Step outside of that comfort zone, however, and you quickly see the limits. Try to use AI to debug a distributed system, configure Kubernetes at scale, write optimized C++ for embedded hardware, or even just deal with YAML in a production CI/CD pipeline. The model’s confidence remains absolute, but the solutions hallucinate, oversimplify, or introduce catastrophic errors. Sometimes their solutions even involve deleting entire databases.

Conclusion

It is possible to learn with AI, but I highly recommend against it when you're just starting out. The trial and error, the repeated failures, and the process of rethinking your approach is what actually builds lasting skill. With AI, that cycle gets skipped. Instead of wrestling with problems, you accept whatever the model gives you, even when it’s inefficient, poorly structured, or flat-out wrong. Beginners rarely have the experience to recognize these issues, so they end up with code that works but no understanding of why.

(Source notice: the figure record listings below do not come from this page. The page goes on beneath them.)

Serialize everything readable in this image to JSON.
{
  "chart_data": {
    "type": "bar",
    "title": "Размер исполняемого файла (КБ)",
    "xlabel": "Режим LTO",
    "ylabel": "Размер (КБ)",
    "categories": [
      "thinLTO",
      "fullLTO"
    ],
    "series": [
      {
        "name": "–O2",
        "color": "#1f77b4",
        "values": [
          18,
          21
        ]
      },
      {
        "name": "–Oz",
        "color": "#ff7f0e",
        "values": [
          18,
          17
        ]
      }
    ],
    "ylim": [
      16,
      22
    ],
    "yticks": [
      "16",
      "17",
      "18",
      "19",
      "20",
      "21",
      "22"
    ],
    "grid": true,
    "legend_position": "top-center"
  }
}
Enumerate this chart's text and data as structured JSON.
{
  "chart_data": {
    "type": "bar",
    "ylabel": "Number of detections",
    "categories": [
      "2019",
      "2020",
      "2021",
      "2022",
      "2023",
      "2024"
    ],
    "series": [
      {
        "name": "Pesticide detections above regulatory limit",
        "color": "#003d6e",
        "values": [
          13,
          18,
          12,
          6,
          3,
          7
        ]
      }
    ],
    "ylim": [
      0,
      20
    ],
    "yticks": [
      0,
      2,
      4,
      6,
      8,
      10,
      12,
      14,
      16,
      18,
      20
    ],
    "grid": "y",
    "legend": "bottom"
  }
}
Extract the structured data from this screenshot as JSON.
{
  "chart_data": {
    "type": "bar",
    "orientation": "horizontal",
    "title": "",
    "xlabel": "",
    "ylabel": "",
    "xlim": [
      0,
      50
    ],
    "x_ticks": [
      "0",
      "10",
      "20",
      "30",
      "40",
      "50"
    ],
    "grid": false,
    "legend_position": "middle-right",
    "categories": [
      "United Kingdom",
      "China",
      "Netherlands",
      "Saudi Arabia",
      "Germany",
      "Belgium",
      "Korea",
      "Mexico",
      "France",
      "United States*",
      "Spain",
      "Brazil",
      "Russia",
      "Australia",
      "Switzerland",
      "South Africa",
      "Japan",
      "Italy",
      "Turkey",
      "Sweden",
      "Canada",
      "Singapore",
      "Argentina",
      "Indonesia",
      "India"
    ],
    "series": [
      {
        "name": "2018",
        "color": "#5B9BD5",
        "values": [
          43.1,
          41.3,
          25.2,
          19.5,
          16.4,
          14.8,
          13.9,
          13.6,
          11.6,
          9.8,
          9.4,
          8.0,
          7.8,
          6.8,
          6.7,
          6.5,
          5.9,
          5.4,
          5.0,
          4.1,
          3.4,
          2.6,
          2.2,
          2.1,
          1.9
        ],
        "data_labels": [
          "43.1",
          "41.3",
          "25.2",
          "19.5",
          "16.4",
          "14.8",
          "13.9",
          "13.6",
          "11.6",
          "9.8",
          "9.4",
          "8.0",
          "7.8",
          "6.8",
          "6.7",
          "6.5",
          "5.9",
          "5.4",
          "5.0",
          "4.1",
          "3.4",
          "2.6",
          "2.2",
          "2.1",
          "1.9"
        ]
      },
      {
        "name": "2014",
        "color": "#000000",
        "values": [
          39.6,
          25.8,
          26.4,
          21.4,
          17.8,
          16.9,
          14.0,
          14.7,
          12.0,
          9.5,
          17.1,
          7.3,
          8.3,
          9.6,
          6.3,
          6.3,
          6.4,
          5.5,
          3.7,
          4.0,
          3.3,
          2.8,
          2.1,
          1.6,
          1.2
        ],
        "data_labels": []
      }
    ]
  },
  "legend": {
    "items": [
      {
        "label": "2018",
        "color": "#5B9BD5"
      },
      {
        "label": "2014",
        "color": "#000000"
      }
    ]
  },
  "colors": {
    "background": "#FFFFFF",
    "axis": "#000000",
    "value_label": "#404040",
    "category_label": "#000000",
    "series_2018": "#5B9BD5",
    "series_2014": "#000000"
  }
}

The risks are even bigger than they appear. AI tends to get stuck in local minima, circling weak solutions instead of rethinking the problem. It struggles with large, interconnected codebases where subtle mistakes create long-term technical debt. And outside of mainstream web development, its answers often collapse entirely. These are exactly the kinds of traps a beginner won’t catch, and why using AI as a crutch early on can be so damaging.

You might end up with a cool new toy at the end, or a project due on time, but you never took the time to learn. If you can manage to spend that time and break yourself off of the convenience of AI, you'll come out on the other side a more competent developer and learner that can leverage AI to assist rather than replace.